Asked about the issue on Tuesday, Andy Murray said: “They’ve obviously done what they think is right for that event and maybe haven’t thought as much about the wider implications of it.”
Sharapova has not played a Wimbledon warm-up event since she reached the final in Birmingham in 2010.
Her presence in the field is likely to boost ticket sales at a tournament that is perpetually overshadowed by the ATP tournament at The Queen’s Club in the same week. Tickets are still available for all days of the tournament which runs from 19-25 June.
The LTA will expect criticism for their decision, which appears to have been made purely on commercial grounds.

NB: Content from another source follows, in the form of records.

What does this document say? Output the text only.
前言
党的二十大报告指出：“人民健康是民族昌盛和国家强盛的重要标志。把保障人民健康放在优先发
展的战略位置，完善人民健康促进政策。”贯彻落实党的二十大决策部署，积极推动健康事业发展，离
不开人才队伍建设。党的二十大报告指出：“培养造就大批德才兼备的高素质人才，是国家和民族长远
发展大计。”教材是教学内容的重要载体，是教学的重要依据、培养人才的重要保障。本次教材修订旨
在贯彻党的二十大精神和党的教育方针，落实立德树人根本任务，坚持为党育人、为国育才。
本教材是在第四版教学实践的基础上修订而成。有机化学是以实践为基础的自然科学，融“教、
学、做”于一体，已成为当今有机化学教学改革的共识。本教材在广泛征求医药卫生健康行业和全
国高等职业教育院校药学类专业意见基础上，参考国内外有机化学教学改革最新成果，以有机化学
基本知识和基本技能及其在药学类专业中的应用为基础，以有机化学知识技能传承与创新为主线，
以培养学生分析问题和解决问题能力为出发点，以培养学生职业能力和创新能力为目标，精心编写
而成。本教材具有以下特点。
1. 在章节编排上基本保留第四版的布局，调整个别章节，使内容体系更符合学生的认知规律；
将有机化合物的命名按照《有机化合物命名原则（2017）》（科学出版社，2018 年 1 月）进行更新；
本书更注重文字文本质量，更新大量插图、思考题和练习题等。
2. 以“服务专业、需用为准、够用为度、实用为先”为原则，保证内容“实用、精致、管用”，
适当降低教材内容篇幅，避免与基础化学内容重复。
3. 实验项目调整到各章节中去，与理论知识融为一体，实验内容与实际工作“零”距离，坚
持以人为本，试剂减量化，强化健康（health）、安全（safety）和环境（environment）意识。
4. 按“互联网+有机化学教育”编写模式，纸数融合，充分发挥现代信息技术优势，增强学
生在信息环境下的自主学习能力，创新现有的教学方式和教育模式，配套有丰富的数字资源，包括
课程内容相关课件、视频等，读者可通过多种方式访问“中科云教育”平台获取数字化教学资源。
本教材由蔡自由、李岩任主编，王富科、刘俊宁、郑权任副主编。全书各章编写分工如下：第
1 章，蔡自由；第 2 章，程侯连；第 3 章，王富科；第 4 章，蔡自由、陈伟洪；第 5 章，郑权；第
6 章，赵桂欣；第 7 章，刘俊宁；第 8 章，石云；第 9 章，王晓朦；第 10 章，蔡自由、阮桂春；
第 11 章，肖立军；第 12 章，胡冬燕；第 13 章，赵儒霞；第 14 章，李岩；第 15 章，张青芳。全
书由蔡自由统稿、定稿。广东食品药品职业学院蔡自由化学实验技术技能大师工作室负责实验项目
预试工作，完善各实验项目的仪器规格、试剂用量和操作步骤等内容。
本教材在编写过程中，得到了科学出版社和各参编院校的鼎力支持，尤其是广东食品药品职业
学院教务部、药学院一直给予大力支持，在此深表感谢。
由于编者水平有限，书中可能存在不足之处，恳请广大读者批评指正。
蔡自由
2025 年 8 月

Britons Murray and Heather Watson are just two players who have expressed their uneasiness about the quantity of wildcards being offered to Sharapova since she returned from a 15-month ban for taking meldonium.
“I’ve spoken about this at length pretty much for 15 months now,” added Murray, speaking after his opening win in Madrid on Tuesday.
“I feel like I’ve made myself pretty clear how I felt about that. I do think the tournaments clearly are going to do what they think is going to sell the most tickets, give them the most coverage, get the most people into watch.
“I’m sure the LTA saw the coverage that was given to last night’s match and was given to Maria’s run in Stuttgart as well – the amount of media that were over there covering it – and think that’s what’s best for the tournament in Birmingham. But I’m sure it split a lot of opinion.
“I’m sure the discussions about whether to give it or not were long and I’m sure there were some disagreements.”
Watson, who will receive a wildcard of her own into the Birmingham draw, said during March’s Miami Open that from “a moral standpoint you should have to work your way back up if you’ve been on a ban”.
There is unlikely to be swift confirmation that Sharapova will play in Birmingham, where she won the title in both 2004 and 2005. That is because all eyes are currently on Roland Garros, which will announce next Tuesday whether they are to offer Sharapova a wildcard for either qualifying or the main draw of the French Open.
That, in turn, will have implications for how much Sharapova wishes to play on the grass. The five-time Grand Slam champion has already been offered a wildcard into the event in the Dutch town of Rosmalen in the week after the French Open.
Sharapova’s participation in the rival Nottingham tournament should not be completely ruled out if she loses early in Paris, or a French Open invitation fails to materialise.
The All England Club will not meet to finalise their wildcards until 20 June, but despite her second-round defeat by Eugenie Bouchard in Madrid, Sharapova can still gain direct entry into Wimbledon by reaching the semi-finals in Rome next week.
Johanna Konta, Garbine Muguruza, Agnieszka Radwanska and Simona Halep headline the entry list in Birmingham, which will be confirmed later this week.
“We are currently in the process of deciding which players will receive wildcards for our summer season grass court tournaments” an LTA spokesman told the BBC.
“It’s a carefully considered process which happens at this time every year. We will announce the names of wild card recipients in due course, before the start of each tournament.”